Posted: 6 October 2020
It has been over six months since the Gallery closed in mid-March due to COVID-19, and over three months since we reopened in mid-June. During this challenging time, art museums have had to re-calibrate their purpose and find new ways to reach their audiences. For the team at KWAG, this has meant bringing workshops, talks and tours into the digital realm, maintaining the exhibition program, and taking time to strategize for the future.
This crisis has raised questions for us, many pertaining to our continued relevance in our community. Although running a public art gallery with diminished attendance and added safety precautions is costly, and the decisions involved are difficult, our core purpose is to serve the public. Our mission of connecting people and ideas through art remains a priority.
Advocates have long claimed that museums are essential to a functioning society. For that claim to have any merit, we need to demonstrate this commitment in real time—by being at the front of the line in rebooting activity. At KWAG, we know we won’t be back to normal any time soon, but that is not a bad thing. To emerge stronger and be more resilient, we need to weather the storm and invite its challenges to shift our thinking and inspire new ways of being.
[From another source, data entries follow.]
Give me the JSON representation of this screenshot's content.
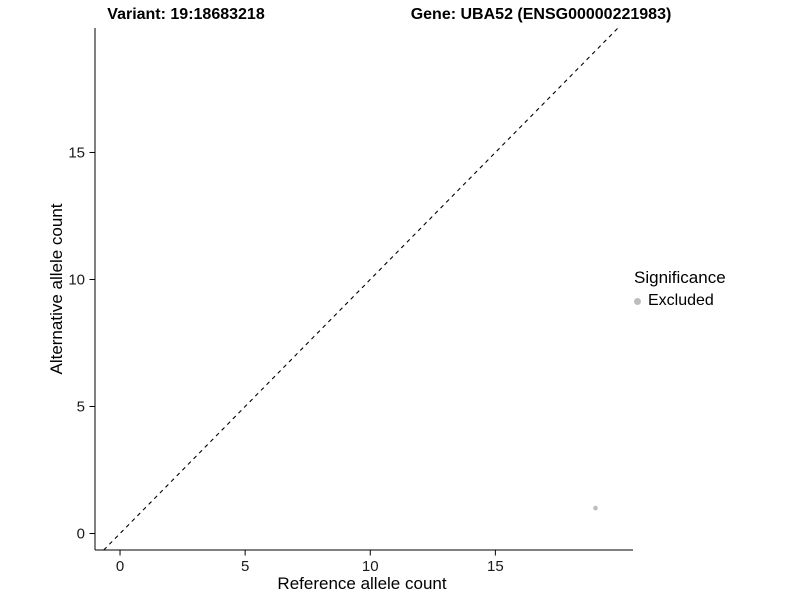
{
  "chart_data": {
    "type": "scatter",
    "titles": {
      "left": "Variant: 19:18683218",
      "right": "Gene: UBA52 (ENSG00000221983)"
    },
    "xlabel": "Reference allele count",
    "ylabel": "Alternative allele count",
    "xlim": [
      -1,
      20.5
    ],
    "ylim": [
      -0.65,
      19.9
    ],
    "xticks": [
      0,
      5,
      10,
      15
    ],
    "yticks": [
      0,
      5,
      10,
      15
    ],
    "grid": false,
    "axis_color": "#000000",
    "tick_label_color": "#1a1a1a",
    "identity_line": {
      "style": "dashed",
      "color": "#000000",
      "equation": "y = x"
    },
    "series": [
      {
        "name": "Excluded",
        "color": "#bdbdbd",
        "points": [
          {
            "x": 19,
            "y": 1
          }
        ]
      }
    ],
    "legend": {
      "title": "Significance",
      "position": "right",
      "entries": [
        {
          "label": "Excluded",
          "color": "#bdbdbd"
        }
      ]
    }
  }
}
There is no better time than now.
There has been pressure for art museums to make critical changes for some time, and, while alarming, COVID-19 might be the impetus needed to kickstart those changes. We have an opportunity to look and think further ahead and emerge from this moment with the evolved, healthy and flexible outlook needed to continue sharing knowledge in a post-pandemic world. COVID-19 offers the potential for us to reveal our inner workings and potentially share much more with our virtual visitors.
KWAG is pursuing a future program for our 2020-21 season that takes a hybrid format, consisting of online and on-site programs on our premises and in the community. We sustained our commitments to artists and their exhibitions during the summer and are proud to feature the timely and significant exhibition Deanna Bowen: Black Drones in the Hive as the cornerstone of our fall programming.
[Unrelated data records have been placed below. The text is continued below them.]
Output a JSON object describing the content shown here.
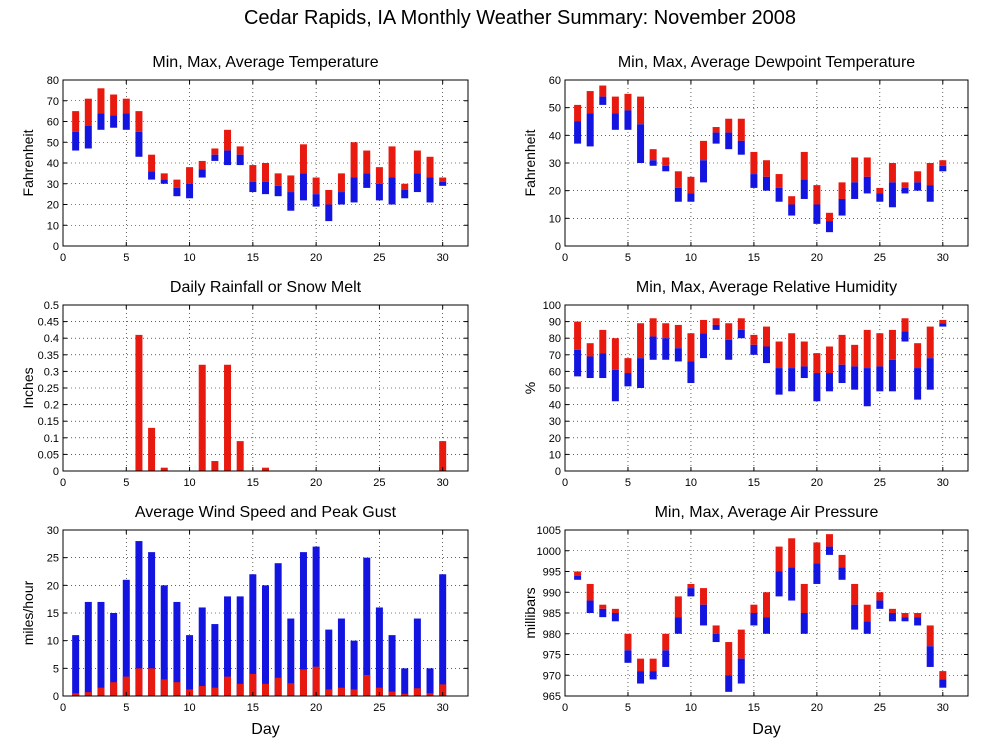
{
  "page": {
    "title": "Cedar Rapids, IA Monthly Weather Summary: November 2008"
  },
  "colors": {
    "red": "#e8190f",
    "blue": "#1414e0"
  },
  "chart_data": [
    {
      "id": "temp",
      "type": "bar",
      "title": "Min, Max, Average Temperature",
      "ylabel": "Fahrenheit",
      "xlabel": "",
      "xlim": [
        0,
        32
      ],
      "ylim": [
        0,
        80
      ],
      "xticks": [
        0,
        5,
        10,
        15,
        20,
        25,
        30
      ],
      "yticks": [
        0,
        10,
        20,
        30,
        40,
        50,
        60,
        70,
        80
      ],
      "ytick_labels": [
        "0",
        "10",
        "20",
        "30",
        "40",
        "50",
        "60",
        "70",
        "80"
      ],
      "grid": true,
      "x": [
        1,
        2,
        3,
        4,
        5,
        6,
        7,
        8,
        9,
        10,
        11,
        12,
        13,
        14,
        15,
        16,
        17,
        18,
        19,
        20,
        21,
        22,
        23,
        24,
        25,
        26,
        27,
        28,
        29,
        30
      ],
      "min": [
        46,
        47,
        56,
        57,
        56,
        43,
        32,
        30,
        24,
        23,
        33,
        41,
        39,
        39,
        26,
        25,
        24,
        17,
        22,
        19,
        12,
        20,
        21,
        28,
        22,
        20,
        23,
        26,
        21,
        29
      ],
      "max": [
        65,
        71,
        76,
        73,
        71,
        65,
        44,
        35,
        32,
        38,
        41,
        47,
        56,
        48,
        39,
        40,
        35,
        34,
        49,
        33,
        27,
        35,
        50,
        46,
        38,
        48,
        30,
        46,
        43,
        33
      ],
      "avg": [
        55,
        58,
        64,
        63,
        64,
        55,
        36,
        32,
        28,
        30,
        37,
        44,
        46,
        44,
        31,
        31,
        29,
        26,
        35,
        25,
        20,
        26,
        33,
        35,
        30,
        33,
        27,
        35,
        33,
        31
      ]
    },
    {
      "id": "dewpoint",
      "type": "bar",
      "title": "Min, Max, Average Dewpoint Temperature",
      "ylabel": "Fahrenheit",
      "xlabel": "",
      "xlim": [
        0,
        32
      ],
      "ylim": [
        0,
        60
      ],
      "xticks": [
        0,
        5,
        10,
        15,
        20,
        25,
        30
      ],
      "yticks": [
        0,
        10,
        20,
        30,
        40,
        50,
        60
      ],
      "ytick_labels": [
        "0",
        "10",
        "20",
        "30",
        "40",
        "50",
        "60"
      ],
      "grid": true,
      "x": [
        1,
        2,
        3,
        4,
        5,
        6,
        7,
        8,
        9,
        10,
        11,
        12,
        13,
        14,
        15,
        16,
        17,
        18,
        19,
        20,
        21,
        22,
        23,
        24,
        25,
        26,
        27,
        28,
        29,
        30
      ],
      "min": [
        37,
        36,
        51,
        42,
        42,
        30,
        29,
        27,
        16,
        16,
        23,
        37,
        35,
        33,
        21,
        20,
        16,
        11,
        17,
        8,
        5,
        11,
        17,
        19,
        16,
        14,
        19,
        20,
        16,
        27
      ],
      "max": [
        51,
        56,
        58,
        54,
        55,
        54,
        35,
        32,
        27,
        25,
        38,
        43,
        46,
        46,
        34,
        31,
        26,
        18,
        34,
        22,
        12,
        23,
        32,
        32,
        21,
        30,
        23,
        27,
        30,
        31
      ],
      "avg": [
        45,
        48,
        54,
        48,
        49,
        44,
        31,
        29,
        21,
        19,
        31,
        41,
        41,
        38,
        26,
        25,
        21,
        15,
        24,
        15,
        9,
        17,
        23,
        25,
        19,
        23,
        21,
        23,
        22,
        29
      ]
    },
    {
      "id": "rain",
      "type": "bar",
      "title": "Daily Rainfall or Snow Melt",
      "ylabel": "Inches",
      "xlabel": "",
      "xlim": [
        0,
        32
      ],
      "ylim": [
        0,
        0.5
      ],
      "xticks": [
        0,
        5,
        10,
        15,
        20,
        25,
        30
      ],
      "yticks": [
        0,
        0.05,
        0.1,
        0.15,
        0.2,
        0.25,
        0.3,
        0.35,
        0.4,
        0.45,
        0.5
      ],
      "ytick_labels": [
        "0",
        "0.05",
        "0.1",
        "0.15",
        "0.2",
        "0.25",
        "0.3",
        "0.35",
        "0.4",
        "0.45",
        "0.5"
      ],
      "grid": true,
      "x": [
        1,
        2,
        3,
        4,
        5,
        6,
        7,
        8,
        9,
        10,
        11,
        12,
        13,
        14,
        15,
        16,
        17,
        18,
        19,
        20,
        21,
        22,
        23,
        24,
        25,
        26,
        27,
        28,
        29,
        30
      ],
      "values": [
        0,
        0,
        0,
        0,
        0,
        0.41,
        0.13,
        0.01,
        0,
        0,
        0.32,
        0.03,
        0.32,
        0.09,
        0,
        0.01,
        0,
        0,
        0,
        0,
        0,
        0,
        0,
        0,
        0,
        0,
        0,
        0,
        0,
        0.09
      ]
    },
    {
      "id": "humidity",
      "type": "bar",
      "title": "Min, Max, Average Relative Humidity",
      "ylabel": "%",
      "xlabel": "",
      "xlim": [
        0,
        32
      ],
      "ylim": [
        0,
        100
      ],
      "xticks": [
        0,
        5,
        10,
        15,
        20,
        25,
        30
      ],
      "yticks": [
        0,
        10,
        20,
        30,
        40,
        50,
        60,
        70,
        80,
        90,
        100
      ],
      "ytick_labels": [
        "0",
        "10",
        "20",
        "30",
        "40",
        "50",
        "60",
        "70",
        "80",
        "90",
        "100"
      ],
      "grid": true,
      "x": [
        1,
        2,
        3,
        4,
        5,
        6,
        7,
        8,
        9,
        10,
        11,
        12,
        13,
        14,
        15,
        16,
        17,
        18,
        19,
        20,
        21,
        22,
        23,
        24,
        25,
        26,
        27,
        28,
        29,
        30
      ],
      "min": [
        57,
        56,
        56,
        42,
        51,
        50,
        67,
        67,
        66,
        53,
        68,
        85,
        67,
        80,
        70,
        65,
        46,
        48,
        56,
        42,
        48,
        53,
        49,
        39,
        48,
        48,
        78,
        43,
        49,
        87
      ],
      "max": [
        90,
        77,
        85,
        80,
        68,
        89,
        92,
        89,
        88,
        83,
        91,
        92,
        89,
        92,
        82,
        87,
        78,
        83,
        78,
        71,
        75,
        82,
        76,
        85,
        83,
        85,
        92,
        77,
        87,
        91
      ],
      "avg": [
        73,
        69,
        71,
        61,
        59,
        68,
        81,
        80,
        74,
        66,
        83,
        88,
        79,
        85,
        76,
        75,
        62,
        62,
        63,
        59,
        59,
        64,
        63,
        62,
        63,
        67,
        84,
        62,
        68,
        89
      ]
    },
    {
      "id": "wind",
      "type": "bar",
      "title": "Average Wind Speed and Peak Gust",
      "ylabel": "miles/hour",
      "xlabel": "Day",
      "xlim": [
        0,
        32
      ],
      "ylim": [
        0,
        30
      ],
      "xticks": [
        0,
        5,
        10,
        15,
        20,
        25,
        30
      ],
      "yticks": [
        0,
        5,
        10,
        15,
        20,
        25,
        30
      ],
      "ytick_labels": [
        "0",
        "5",
        "10",
        "15",
        "20",
        "25",
        "30"
      ],
      "grid": true,
      "x": [
        1,
        2,
        3,
        4,
        5,
        6,
        7,
        8,
        9,
        10,
        11,
        12,
        13,
        14,
        15,
        16,
        17,
        18,
        19,
        20,
        21,
        22,
        23,
        24,
        25,
        26,
        27,
        28,
        29,
        30
      ],
      "peak_gust": [
        11,
        17,
        17,
        15,
        21,
        28,
        26,
        20,
        17,
        11,
        16,
        13,
        18,
        18,
        22,
        20,
        24,
        14,
        26,
        27,
        12,
        14,
        10,
        25,
        16,
        11,
        5,
        14,
        5,
        22
      ],
      "avg_speed": [
        0.5,
        0.7,
        1.5,
        2.5,
        3.5,
        5,
        5,
        3,
        2.5,
        1.2,
        1.8,
        1.5,
        3.5,
        2.2,
        4,
        2.2,
        3.3,
        2.3,
        4.8,
        5.3,
        1.2,
        1.5,
        1.2,
        3.8,
        1.5,
        0.8,
        0.4,
        1.4,
        0.5,
        2.1
      ]
    },
    {
      "id": "pressure",
      "type": "bar",
      "title": "Min, Max, Average Air Pressure",
      "ylabel": "millibars",
      "xlabel": "Day",
      "xlim": [
        0,
        32
      ],
      "ylim": [
        965,
        1005
      ],
      "xticks": [
        0,
        5,
        10,
        15,
        20,
        25,
        30
      ],
      "yticks": [
        965,
        970,
        975,
        980,
        985,
        990,
        995,
        1000,
        1005
      ],
      "ytick_labels": [
        "965",
        "970",
        "975",
        "980",
        "985",
        "990",
        "995",
        "1000",
        "1005"
      ],
      "grid": true,
      "x": [
        1,
        2,
        3,
        4,
        5,
        6,
        7,
        8,
        9,
        10,
        11,
        12,
        13,
        14,
        15,
        16,
        17,
        18,
        19,
        20,
        21,
        22,
        23,
        24,
        25,
        26,
        27,
        28,
        29,
        30
      ],
      "min": [
        993,
        985,
        984,
        983,
        973,
        968,
        969,
        972,
        980,
        989,
        982,
        978,
        966,
        968,
        982,
        980,
        989,
        988,
        980,
        992,
        999,
        993,
        981,
        980,
        986,
        983,
        983,
        982,
        972,
        967
      ],
      "max": [
        995,
        992,
        987,
        986,
        980,
        974,
        974,
        980,
        989,
        992,
        991,
        982,
        978,
        981,
        987,
        990,
        1001,
        1003,
        992,
        1002,
        1004,
        999,
        992,
        987,
        990,
        986,
        985,
        985,
        982,
        971
      ],
      "avg": [
        994,
        988,
        986,
        985,
        976,
        971,
        971,
        976,
        984,
        991,
        987,
        980,
        970,
        974,
        985,
        984,
        995,
        996,
        985,
        997,
        1001,
        996,
        987,
        983,
        988,
        985,
        984,
        984,
        977,
        969
      ]
    }
  ]
}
Art museums provide a haven in times of trauma and disruption. We are in the midst of a pandemic laden with anxiety. The Gallery offers people a safe place to visit and a reprieve from feelings of isolation. We are back – and in a way, we never left. We continue to serve as a hub of artistic engagement through education, information-sharing, and collective reflection. We encourage curiosity and cultivate a sense of belonging. Rarely have we needed these things more than now.
As we eye the future beyond the pandemic, we can seize an opportunity to stay true to our essential values. We continue to work with our members and community to surmount this crisis. We will be the better for it.